Hrvoje Batrnek
Hrvoje Batrnek

Reputation: 565

How to render RDLC reports in a desktop application using .NET 5.0?

My application is a desktop WPF/WinForms application with around a hundred reports heavily customized, some even use code in the report itself. I am willing to lose the report viewer but I need a report renderer for PDF, Excel, and Word.

Upvotes: 1

Views: 3156

Answers (2)

Al Banna Techno logy
Al Banna Techno logy

Reputation: 359

I am in the same situation, and I found that the best way to solve this the issue is to isolate the report project into separated service or exe app,

then use Inter-process communication to communicate between your app and the reports system.

The best options I found are

  • MagicOnion

    • because it built on top of gRPC but without the complexity of writing .proto(protocol buffer) contract, and it can directly map the contract data to .Net Types
    • the problem here is the server must be a .Net App, so you should make your main app the server, then make report app/service: the client
  • Pipes, it works very well, but read the documentation carefully to be sure that it is satisfied your needs

  • grpc-dotnet-namedpipes This is maybe better in your case because it is

    • Windows named pipe transport for gRPC in C#/.NET: so high performance
    • Support .NET Framework 4.6+ (Windows): Client and server
    • Support .NET Core 2.1+ (Windows): Client and server
  • For Different Options old/ may legacy Local Machine Interprocess Communication with .NET

Upvotes: 0

Hrvoje Batrnek
Hrvoje Batrnek

Reputation: 565

A desktop app requires Windows (even in .NET 5.0), Windows already have .NET Framework and will support it as long as there are Windows and your desktop app, hence you don't need a service on a server that uses .NET Framework to render your reports. The "simple" solution would be to have a console project that renders reports and uses .NET Framework. All other projects can use .NET standard or .NET 5.0. Console app will of course not have references to your .NET standard or .NET 5.0 projects. I am also having an extra reports project in .NET 5 that will be an implementation for reporting interfaces which I can replace when one day I ditch Framework completely when a full-fledged RDLC renderer appears for new .NET.
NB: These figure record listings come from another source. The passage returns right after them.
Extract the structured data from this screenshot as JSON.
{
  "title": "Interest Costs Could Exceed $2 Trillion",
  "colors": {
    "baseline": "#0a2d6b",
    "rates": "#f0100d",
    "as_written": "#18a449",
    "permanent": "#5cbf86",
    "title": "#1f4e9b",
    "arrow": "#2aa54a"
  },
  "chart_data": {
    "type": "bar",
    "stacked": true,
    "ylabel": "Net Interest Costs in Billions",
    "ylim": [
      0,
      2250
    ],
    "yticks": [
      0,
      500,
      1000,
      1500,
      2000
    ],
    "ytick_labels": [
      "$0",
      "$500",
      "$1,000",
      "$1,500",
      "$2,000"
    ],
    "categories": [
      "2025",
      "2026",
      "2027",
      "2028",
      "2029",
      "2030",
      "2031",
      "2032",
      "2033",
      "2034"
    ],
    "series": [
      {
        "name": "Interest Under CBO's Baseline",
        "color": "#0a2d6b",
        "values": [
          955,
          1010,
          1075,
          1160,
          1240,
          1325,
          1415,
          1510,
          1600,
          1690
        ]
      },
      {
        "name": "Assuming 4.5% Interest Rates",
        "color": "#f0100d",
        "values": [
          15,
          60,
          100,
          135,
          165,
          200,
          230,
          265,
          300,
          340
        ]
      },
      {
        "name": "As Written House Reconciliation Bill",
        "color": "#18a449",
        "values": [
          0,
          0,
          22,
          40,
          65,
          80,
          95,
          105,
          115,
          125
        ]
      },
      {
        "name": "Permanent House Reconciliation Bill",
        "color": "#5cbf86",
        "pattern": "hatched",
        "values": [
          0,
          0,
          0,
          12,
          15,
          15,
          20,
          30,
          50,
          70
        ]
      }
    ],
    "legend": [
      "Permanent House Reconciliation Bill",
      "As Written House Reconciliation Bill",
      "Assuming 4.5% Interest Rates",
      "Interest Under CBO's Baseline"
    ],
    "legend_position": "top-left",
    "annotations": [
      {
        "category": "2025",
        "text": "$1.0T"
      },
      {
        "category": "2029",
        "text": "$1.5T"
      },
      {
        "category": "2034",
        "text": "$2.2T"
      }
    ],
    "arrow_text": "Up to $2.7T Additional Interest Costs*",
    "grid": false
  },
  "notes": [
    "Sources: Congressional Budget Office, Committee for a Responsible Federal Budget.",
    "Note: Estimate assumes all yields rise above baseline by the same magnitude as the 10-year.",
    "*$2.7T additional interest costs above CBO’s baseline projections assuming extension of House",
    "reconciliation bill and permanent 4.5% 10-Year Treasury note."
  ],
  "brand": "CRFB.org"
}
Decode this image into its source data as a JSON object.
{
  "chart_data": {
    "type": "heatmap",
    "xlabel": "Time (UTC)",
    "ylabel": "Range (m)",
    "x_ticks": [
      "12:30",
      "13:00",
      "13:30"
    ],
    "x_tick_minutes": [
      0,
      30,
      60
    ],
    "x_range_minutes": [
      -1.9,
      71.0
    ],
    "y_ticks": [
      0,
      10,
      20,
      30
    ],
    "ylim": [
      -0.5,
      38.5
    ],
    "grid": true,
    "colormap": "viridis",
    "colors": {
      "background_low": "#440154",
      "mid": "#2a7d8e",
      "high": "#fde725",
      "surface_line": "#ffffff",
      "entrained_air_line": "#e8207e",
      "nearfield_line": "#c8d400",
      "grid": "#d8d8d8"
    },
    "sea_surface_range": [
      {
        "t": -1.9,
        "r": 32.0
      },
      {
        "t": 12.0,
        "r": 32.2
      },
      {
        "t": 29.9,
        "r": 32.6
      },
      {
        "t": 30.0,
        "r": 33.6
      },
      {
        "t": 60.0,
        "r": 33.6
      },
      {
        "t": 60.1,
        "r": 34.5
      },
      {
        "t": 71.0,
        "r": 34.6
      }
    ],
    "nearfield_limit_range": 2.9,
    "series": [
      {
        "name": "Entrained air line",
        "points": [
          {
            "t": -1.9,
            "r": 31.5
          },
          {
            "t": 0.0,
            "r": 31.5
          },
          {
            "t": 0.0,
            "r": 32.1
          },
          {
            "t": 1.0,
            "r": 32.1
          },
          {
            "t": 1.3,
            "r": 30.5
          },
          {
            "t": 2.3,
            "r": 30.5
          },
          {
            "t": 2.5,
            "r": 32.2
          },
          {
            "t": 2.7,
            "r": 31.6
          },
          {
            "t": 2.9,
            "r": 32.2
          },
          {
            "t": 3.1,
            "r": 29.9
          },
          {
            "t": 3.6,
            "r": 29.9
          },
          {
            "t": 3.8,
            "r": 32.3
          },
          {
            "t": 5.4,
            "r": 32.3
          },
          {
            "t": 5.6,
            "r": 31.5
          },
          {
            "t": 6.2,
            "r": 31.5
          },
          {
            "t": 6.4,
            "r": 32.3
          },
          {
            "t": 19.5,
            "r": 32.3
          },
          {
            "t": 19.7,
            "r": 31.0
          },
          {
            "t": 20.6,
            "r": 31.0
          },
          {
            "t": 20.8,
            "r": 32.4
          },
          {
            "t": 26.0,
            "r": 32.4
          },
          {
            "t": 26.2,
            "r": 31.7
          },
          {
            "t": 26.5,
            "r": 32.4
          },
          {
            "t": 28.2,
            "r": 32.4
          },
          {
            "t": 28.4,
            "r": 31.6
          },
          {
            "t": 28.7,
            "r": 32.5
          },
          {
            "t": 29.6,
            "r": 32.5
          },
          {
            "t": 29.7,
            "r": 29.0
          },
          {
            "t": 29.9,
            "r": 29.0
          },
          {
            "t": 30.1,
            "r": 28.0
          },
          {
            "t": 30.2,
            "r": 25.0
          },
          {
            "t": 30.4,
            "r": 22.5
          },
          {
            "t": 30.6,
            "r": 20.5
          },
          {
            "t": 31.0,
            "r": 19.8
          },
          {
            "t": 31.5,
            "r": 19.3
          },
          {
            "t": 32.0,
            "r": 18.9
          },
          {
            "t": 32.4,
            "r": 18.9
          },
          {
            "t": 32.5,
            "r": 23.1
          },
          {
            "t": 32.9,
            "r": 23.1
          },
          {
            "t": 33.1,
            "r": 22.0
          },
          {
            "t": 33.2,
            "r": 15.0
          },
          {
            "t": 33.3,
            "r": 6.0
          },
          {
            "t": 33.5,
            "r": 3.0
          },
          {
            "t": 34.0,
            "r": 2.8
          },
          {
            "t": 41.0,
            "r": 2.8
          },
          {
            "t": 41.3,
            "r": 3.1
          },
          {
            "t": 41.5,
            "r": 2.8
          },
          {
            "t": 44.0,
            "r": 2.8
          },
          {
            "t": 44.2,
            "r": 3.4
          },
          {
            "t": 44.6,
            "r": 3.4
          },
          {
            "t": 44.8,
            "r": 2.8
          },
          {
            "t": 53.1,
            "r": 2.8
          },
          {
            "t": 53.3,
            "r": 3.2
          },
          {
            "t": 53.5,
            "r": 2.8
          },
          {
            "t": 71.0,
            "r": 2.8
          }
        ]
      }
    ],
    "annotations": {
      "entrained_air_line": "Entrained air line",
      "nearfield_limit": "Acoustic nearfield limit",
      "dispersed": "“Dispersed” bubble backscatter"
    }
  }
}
.NET 5.0 app will request a report render by calling a console app and getting the rendered report in this way:

.NET 5.0 app:

    var process = new Process();
    var info = new ProcessStartInfo
    {
        FileName = "SyriliumRiF.ReportsGenerator.exe",
        //Arguments = "command line arguments to your executable",
        UseShellExecute = false,
        RedirectStandardOutput = true,
        CreateNoWindow = true
    };
    process.StartInfo = info;
    process.Start();

    var base64EncodedData = process.StandardOutput.ReadToEnd();
    var reportBytes = System.Convert.FromBase64String(base64EncodedData);

Console .NET Framework app:

class Program
{
    static void Main(string[] args)
    {
        byte[] reportBytes = RenderReport(args);
        string str = Convert.ToBase64String(reportBytes);
        Console.Write(str);
    }
}

My calls to report viewer in .NET 5 app did not change and I am not generating data sources for the reports in the Framework render app.

Inputs that the render console app receives: report name, report parameters, and files with xml serialized DataTables. In this way, I was able to detach from .NET Framework and have over 100 reports rendering in just a few days of work.